Monday, June 29, 2015

Sousse



White to play
Larsen - Reshevsky, Sousse Interzonal 1967


Some places have stopped being just places to me. That is to say, there are towns and cities with names that are no longer just names. They come with numbers attached.

Say "Reykjavik" to me - like most if not all readers of this blog, I suspect - and it rings the Pavlovian bell marked "1972". The same is true of many World Championship matches (Baguio 1978; Buenos Aires 1927), Olympiads (Lugano 1968; Thessaloniki 1988), Candidates' Matches (Denver 1971; Belgrade 1977/78) and tournaments (Hastings 1895, New York 1924), those quoted being but a handful of dozens which spring to mind. Some are famous (Zurich 1953), some I don't have the faintest clue what went on  (Ostend 1907), but I know that something did.

Places aren’t just places for me any more.  They’re locations of chess events.



13 a3
Fischer - Myagmarsuren, Sousse Interzonal 1967


Sousse is a bit different. It comes with a number and another word: Interzonal. I can’t hear or read "Sousse" any more without mentally adding "Interzonal 1967" at the end.

Fischer dropping out, going back and then quitting for good - but playing that game in the King’s Indian Attack against Myagmarsuren before he legged. The tournament may have taken place a year before I was born, but these are the things that come to mind when I hear or read of Sousse. Not that I did hear about the town very often before Friday.



White to play


It seems there was only one king and pawn ending at the Sousse Interzonal.
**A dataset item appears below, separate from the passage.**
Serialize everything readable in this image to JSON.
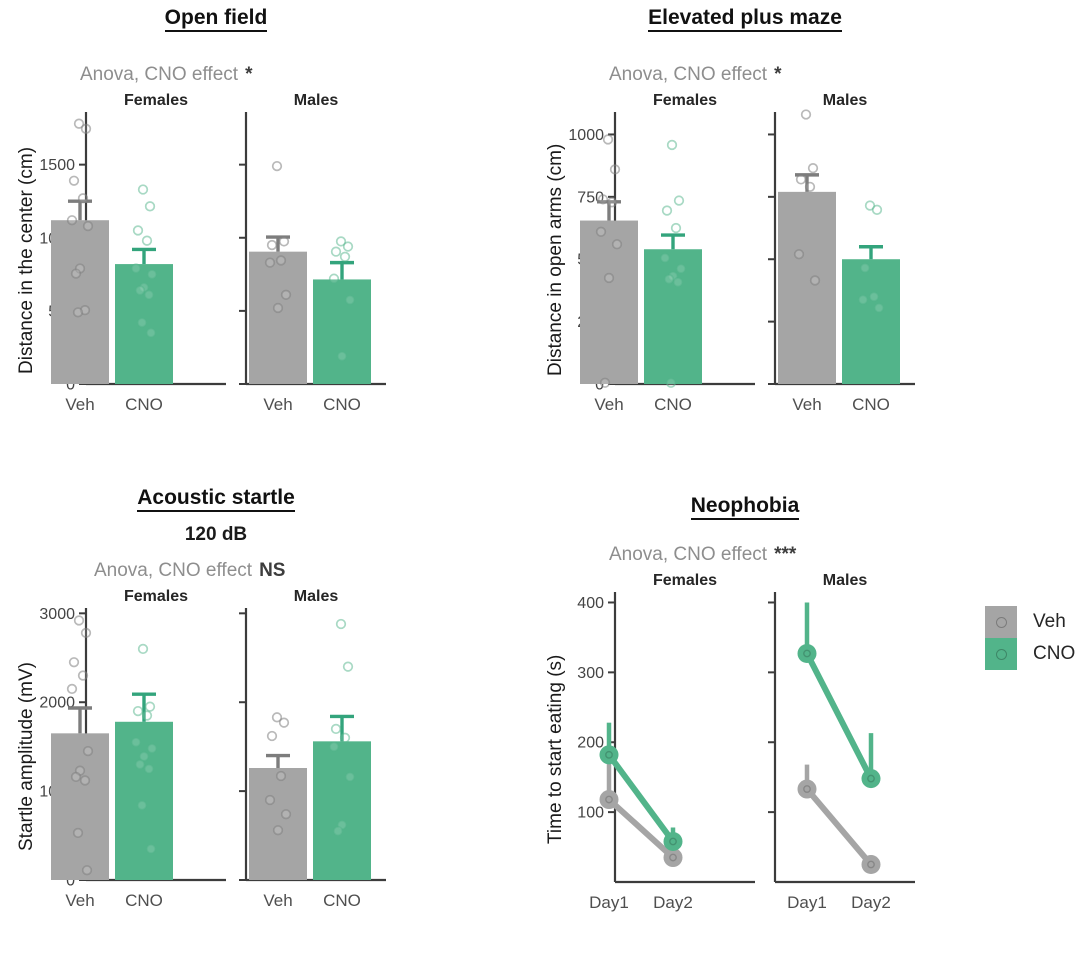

It lasted precisely one and a half moves.

It's not tremendously difficult to evaluate the consequences of trading down. Not even for an average club chesser. I assume, therefore, that the pawn ending only happened at all because Reshevsky was in zeitnot as usual and that it was only on reaching the control after

59 Bxc4 bxc4, 60 Kxc4 Kc6, 61 Kd4

that he found he had time enough to resign.





Sousse? No.

Sousse Interzonal 1967. That’s how it’s been and - some twat with a rifle or otherwise - that’s how it’s going to stay.


King and pawn Index




With thanks to Angus


1 comment:

an ordinary chessplayer said...

Not sure about the time pressure angle. In those days the time control would have been 40 in 2.5, adjournment, followed by two controls of 17 in 1 before the second adjournment. Or something like that. Reshevsky was a well-known bitter-ender, that's the simpler and more likely explanation.